Monsieur le Maréchal,
Permettez-moi d’introduire près de vous et de recommander à votre gracieux accueil mon frère aîné, le comte Abel Hugo. Ce n’est pas seulement le fils d’un de vos anciens et illustres compagnons d’armes, c’est aussi le frère d’un homme qui honore votre énergique caractère et vos grands travaux. Mon frère partage, monsieur le Maréchal, tous mes sentiments pour vous. Il est heureux de vous approcher et de vous entendre, permettez-moi d’espérer que vous voudrez bien l’accueillir comme vous m’accueilleriez moi-même. Je ne vous parle pas de l’élévation de ses vues et de l’étendue de ses idées, vous l’apprécierez. Mais, ce que je puis dire dès à présent, c’est qu’il est bon que des hommes comme lui visitent, connaissent et épousent l’Algérie.
J’ai reçu et lu avec un haut intérêt l’excellent travail que vous avez bien voulu m’envoyer, et où j’ai retrouvé avec bonheur les idées et les paroles de cette conversation de deux heures qui m’a laissé un profond souvenir.

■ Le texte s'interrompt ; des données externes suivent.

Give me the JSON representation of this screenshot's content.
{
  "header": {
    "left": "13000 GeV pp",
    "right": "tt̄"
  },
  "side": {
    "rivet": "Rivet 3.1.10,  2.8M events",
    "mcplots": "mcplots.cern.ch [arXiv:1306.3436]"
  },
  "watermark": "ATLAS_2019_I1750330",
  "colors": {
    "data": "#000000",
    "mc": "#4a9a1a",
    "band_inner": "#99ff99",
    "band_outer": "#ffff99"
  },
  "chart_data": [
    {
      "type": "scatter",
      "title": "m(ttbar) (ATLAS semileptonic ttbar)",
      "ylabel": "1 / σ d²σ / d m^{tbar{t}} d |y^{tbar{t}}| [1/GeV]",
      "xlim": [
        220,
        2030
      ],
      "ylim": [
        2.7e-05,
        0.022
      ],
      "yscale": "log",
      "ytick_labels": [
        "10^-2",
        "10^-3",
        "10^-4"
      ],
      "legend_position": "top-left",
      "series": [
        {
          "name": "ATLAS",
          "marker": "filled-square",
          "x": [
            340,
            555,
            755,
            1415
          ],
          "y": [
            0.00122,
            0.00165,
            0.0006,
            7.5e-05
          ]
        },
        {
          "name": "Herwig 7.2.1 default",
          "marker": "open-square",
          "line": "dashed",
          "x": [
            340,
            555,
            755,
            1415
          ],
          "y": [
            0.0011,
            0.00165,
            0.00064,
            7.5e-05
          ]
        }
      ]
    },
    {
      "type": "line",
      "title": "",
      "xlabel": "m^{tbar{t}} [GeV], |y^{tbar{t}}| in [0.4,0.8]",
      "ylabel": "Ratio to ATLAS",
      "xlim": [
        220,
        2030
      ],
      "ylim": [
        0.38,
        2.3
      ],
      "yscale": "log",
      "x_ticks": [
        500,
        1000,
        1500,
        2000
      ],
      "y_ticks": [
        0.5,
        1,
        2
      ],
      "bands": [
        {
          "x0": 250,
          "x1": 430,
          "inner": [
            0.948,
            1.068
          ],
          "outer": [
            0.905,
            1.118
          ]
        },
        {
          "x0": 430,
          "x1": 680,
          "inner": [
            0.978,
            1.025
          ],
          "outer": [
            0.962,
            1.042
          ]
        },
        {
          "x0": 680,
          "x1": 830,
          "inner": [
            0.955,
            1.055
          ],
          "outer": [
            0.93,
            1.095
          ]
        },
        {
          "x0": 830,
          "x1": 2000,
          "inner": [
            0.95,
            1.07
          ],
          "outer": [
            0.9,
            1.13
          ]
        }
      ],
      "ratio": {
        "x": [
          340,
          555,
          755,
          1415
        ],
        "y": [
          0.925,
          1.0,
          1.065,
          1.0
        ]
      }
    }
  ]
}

Agréez, monsieur le Maréchal, la nouvelle assurance de ma haute considération.
Victor Hugo.
Paris, 9 novembre 1846.
↑ Inédite. Écrite en recevant la lettre ci-dessous :
Jeudi [19 février 1846].
Monsieur,
Anténor Joly me remet aujourd’hui seulement votre bonne lettre. Elle me rend si heureux et si fier que je n’y puis tenir, — je trahis mes devoirs, je viole mes serments — et vous confesse que c’est bien moi, hélas ! qui ai eu l’idée, téméraire et impie sans doute, de m’appeler Demain, de grossir ma voix grêle par ce redoutable masque de bronze... — Pour tout vous dire, d’ailleurs, puisque je suis en train, — Vacquerie va désormais m’aider dans une besogne trop absorbante, je m’en suis aperçu, pour mes seules forces. Il a écrit déjà en grande partie l’avant-dernier article sur les Critiques et fera le prochain sur Ponsard. — Lui seul et Joly étaient jusqu’ici dans la confidence. — Oserai-je, Monsieur, vous demander de taire encore notre secret à tout le monde et même mon indiscrétion à mes complices. Ce n’est pas contre la prudence, certes, c’est contre la foi promise que je vous livre le mot de l’énigme déjà trop devinée pour notre sûreté, notre succès, notre autorité surtout. Mais que voulez-vous ? Vous êtes notre Napoléon à nous autres, je me battais joyeusement et obscurément pour votre illustre cause ; mais puisque vous avez bien voulu m’apercevoir dans mon coin, je n’ai pu résister au désir de vous remercier de vos indulgentes et encourageantes paroles et au bonheur de vous dire que celui qui a essayé de montrer dans cette dernière occasion combien il vous appartenait, cœur et plume, s’appelle
Paul Meurice.
↑ Le même jour Victor Hugo recevait de Lamartine ce billet :
Mon cher et illustre ami,
Mme de Girardin m’écrit que je vous avais involontairement blessé par une phrase de tribune non écrite et non réfléchie à propos de l’Odéon. Je suis désespéré. Je me couperais un morceau de la langue plutôt que de dire un mot qui désavouât ou qui froissât une amitié de 20 ans, ma plus glorieuse amitié. Est-ce vrai ? et que faire ? Tout pour convaincre le public qu’il n’y a dans mon esprit pour vous que l’admiration la plus égale à celle de l’avenir, et dans mon cœur qu’attachement et fidélité.
Lamartine.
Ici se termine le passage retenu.